England lost 1-0 to a defensive Argentina in the Maracana in 1964 in the Mundialito, a four-team tournament also including Brazil and Portugal. Alf Ramsey would never have admitted it, but that defeat seems to have persuaded him down the route of pragmatism. He abandoned 4-2-4 for 4-3-3, before ultimately adopting what Nobby Stiles termed a 4-1-3-2. The Manchester United midfielder anchored in front of the back four, with Alan Ball, Bobby Charlton and Martin Peters all given licence to push on and join the front two.

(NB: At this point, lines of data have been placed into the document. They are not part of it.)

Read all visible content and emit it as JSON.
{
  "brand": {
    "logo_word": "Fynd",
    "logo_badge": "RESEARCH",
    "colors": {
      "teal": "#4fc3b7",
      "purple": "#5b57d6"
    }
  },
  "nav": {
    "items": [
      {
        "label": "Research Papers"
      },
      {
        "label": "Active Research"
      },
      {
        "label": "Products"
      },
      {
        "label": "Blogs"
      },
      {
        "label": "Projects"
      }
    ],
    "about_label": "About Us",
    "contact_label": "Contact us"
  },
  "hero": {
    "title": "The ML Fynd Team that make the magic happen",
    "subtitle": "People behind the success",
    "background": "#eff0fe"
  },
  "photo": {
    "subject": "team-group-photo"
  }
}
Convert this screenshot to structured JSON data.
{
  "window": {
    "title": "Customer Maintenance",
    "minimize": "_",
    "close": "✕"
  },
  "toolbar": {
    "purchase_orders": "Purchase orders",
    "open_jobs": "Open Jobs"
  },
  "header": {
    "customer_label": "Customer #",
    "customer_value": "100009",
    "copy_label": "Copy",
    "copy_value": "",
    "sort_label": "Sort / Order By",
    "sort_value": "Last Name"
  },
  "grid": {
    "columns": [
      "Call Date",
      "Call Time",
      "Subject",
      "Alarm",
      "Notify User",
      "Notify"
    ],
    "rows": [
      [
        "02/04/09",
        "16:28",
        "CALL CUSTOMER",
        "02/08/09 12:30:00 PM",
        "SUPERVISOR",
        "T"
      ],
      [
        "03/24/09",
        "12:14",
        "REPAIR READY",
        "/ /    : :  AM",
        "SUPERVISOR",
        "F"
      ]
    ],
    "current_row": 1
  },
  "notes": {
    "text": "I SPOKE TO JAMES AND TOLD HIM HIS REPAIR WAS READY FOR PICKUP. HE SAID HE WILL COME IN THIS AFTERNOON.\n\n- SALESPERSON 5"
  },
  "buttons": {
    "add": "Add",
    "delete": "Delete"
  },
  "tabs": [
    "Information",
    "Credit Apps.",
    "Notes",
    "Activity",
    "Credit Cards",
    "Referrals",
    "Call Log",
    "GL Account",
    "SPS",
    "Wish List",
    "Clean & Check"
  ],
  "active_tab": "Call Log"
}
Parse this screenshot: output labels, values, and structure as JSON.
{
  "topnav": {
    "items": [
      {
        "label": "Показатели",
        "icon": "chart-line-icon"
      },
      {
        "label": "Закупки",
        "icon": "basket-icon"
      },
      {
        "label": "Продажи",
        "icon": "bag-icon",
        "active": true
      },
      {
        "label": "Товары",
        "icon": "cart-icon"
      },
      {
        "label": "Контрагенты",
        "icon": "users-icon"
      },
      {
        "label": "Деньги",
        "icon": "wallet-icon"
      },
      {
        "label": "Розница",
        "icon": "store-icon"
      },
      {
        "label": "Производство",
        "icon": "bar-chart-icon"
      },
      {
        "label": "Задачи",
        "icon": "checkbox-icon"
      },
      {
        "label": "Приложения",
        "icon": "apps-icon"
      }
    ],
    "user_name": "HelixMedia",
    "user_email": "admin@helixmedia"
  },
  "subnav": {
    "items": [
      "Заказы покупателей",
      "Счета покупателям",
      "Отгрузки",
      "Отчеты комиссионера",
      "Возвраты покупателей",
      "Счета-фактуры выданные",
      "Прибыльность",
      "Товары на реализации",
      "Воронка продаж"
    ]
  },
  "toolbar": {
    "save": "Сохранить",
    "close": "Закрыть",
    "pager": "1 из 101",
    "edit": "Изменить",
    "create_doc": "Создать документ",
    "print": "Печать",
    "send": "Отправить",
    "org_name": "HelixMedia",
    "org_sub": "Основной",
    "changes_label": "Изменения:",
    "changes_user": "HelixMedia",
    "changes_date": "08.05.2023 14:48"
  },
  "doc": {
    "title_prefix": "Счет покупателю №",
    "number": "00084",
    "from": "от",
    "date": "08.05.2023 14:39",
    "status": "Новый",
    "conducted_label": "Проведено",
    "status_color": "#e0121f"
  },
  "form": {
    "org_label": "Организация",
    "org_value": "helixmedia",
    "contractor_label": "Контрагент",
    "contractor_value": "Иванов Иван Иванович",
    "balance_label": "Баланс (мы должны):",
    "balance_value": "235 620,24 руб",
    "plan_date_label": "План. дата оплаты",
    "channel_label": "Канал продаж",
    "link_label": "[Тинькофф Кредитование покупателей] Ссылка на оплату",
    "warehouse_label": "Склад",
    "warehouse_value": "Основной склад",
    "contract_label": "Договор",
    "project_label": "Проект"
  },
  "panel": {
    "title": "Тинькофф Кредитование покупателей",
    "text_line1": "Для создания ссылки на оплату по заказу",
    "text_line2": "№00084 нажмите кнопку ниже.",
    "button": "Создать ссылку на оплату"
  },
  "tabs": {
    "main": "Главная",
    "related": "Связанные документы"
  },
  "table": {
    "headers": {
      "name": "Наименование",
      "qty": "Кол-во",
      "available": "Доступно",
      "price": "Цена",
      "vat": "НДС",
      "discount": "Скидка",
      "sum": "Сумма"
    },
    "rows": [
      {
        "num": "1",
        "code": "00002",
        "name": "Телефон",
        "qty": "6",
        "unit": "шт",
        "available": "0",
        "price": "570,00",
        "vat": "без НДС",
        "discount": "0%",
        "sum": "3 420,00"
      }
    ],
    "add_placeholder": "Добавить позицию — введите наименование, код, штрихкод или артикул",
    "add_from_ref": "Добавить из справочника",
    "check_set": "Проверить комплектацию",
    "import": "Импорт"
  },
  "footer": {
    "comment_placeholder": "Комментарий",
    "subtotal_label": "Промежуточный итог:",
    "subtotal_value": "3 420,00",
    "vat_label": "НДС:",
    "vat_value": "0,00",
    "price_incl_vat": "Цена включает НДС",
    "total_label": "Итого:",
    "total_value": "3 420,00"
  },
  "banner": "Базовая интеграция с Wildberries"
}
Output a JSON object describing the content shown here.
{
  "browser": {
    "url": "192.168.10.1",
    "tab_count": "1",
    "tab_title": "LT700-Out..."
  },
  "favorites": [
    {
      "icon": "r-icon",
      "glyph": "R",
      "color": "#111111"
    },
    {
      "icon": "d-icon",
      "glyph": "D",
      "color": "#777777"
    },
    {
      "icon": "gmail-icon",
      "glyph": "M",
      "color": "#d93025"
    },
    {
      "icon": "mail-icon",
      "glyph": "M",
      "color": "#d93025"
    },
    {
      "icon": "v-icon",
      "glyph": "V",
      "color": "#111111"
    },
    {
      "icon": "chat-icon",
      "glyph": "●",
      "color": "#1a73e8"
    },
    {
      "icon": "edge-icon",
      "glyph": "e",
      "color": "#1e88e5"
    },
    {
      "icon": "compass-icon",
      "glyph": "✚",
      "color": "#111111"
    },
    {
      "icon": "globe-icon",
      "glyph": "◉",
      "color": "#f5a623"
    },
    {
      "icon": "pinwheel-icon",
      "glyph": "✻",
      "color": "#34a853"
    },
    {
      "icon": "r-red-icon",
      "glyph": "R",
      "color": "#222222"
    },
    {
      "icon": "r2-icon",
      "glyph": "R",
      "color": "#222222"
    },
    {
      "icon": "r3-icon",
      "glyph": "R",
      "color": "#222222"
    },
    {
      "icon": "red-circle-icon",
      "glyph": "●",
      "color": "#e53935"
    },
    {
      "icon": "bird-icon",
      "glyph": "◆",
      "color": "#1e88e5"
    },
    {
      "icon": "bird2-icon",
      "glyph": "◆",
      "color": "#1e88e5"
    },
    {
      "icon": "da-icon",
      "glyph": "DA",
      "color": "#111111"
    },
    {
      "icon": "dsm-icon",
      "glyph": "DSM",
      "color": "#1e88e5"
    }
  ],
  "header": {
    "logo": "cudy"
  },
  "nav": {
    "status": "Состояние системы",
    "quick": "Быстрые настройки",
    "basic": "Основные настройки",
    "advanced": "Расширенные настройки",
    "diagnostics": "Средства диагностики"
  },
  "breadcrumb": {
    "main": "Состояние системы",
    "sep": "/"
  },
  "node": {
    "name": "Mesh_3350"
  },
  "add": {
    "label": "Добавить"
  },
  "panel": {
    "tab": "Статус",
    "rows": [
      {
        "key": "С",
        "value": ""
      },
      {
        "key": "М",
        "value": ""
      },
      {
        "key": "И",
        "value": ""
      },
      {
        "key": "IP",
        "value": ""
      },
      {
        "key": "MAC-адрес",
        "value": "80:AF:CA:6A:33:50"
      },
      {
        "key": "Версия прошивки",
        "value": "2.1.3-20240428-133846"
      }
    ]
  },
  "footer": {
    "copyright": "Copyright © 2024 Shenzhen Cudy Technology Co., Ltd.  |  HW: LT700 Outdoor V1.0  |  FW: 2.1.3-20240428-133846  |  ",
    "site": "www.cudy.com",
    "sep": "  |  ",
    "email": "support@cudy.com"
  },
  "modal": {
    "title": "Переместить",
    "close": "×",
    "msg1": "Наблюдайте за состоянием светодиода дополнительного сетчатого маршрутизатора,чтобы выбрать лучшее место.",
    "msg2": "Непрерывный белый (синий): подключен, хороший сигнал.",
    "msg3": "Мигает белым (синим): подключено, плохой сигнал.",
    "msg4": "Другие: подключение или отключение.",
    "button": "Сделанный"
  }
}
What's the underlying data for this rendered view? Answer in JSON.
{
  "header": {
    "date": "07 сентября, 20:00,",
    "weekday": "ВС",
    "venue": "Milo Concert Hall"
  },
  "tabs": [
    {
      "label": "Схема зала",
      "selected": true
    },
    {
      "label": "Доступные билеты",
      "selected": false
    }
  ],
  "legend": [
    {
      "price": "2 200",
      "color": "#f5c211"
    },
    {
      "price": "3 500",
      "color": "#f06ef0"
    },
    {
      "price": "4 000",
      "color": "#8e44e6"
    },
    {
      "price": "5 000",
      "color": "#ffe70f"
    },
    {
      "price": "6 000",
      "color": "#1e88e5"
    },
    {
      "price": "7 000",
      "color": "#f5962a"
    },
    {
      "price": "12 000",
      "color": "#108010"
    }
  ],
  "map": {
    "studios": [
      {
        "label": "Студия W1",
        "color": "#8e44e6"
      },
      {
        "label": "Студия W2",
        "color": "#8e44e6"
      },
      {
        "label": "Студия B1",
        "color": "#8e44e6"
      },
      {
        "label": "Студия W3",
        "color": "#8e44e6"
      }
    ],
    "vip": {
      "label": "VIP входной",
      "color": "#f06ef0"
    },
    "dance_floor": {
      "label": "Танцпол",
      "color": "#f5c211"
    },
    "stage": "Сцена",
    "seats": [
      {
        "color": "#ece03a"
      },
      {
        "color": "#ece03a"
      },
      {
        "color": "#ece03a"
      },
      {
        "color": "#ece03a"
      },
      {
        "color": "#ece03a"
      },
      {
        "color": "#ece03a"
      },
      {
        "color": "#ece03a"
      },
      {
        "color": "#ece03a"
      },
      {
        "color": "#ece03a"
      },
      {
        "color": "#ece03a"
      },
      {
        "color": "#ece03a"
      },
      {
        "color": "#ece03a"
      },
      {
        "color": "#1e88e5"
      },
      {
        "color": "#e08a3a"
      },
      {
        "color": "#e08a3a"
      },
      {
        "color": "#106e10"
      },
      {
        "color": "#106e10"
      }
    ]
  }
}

That formation, a close cousin of the diamond, had already been common for a couple of years in the USSR, where Viktor Maslov, developing the notion of pressing at Dynamo Kyiv, deployed the veteran defender Vasyl Turyanchyk to 'break the waves' in front of the back four. In a team in which every player had defensive duties, only Andriy Biba, Maslov said, "retained the full rights of democracy". He was, in other words, the equivalent of the Argentinian playmaker, given a free role in what was effectively a 4-3-1-2.
It is that shape, with a holder and a playmaker flanked by two shuttling players – carilleros, as they are known in Argentina, the only country, seemingly, to give the role a specific name – that really forms the basis of the modern conception of the diamond. Strangely, though, only Argentina adopted it on a wide scale. Elsewhere a club side may play a diamond for a year or two, but it is a fad that soon fades; in the Argentinian league, although there are experiments with double-playmakers (such as Huracan played last season: a 4-3-2-1) or two holders (which I've seen described, rather neatly, as a double-Pacman), 4-3-1-2 remains the default formation.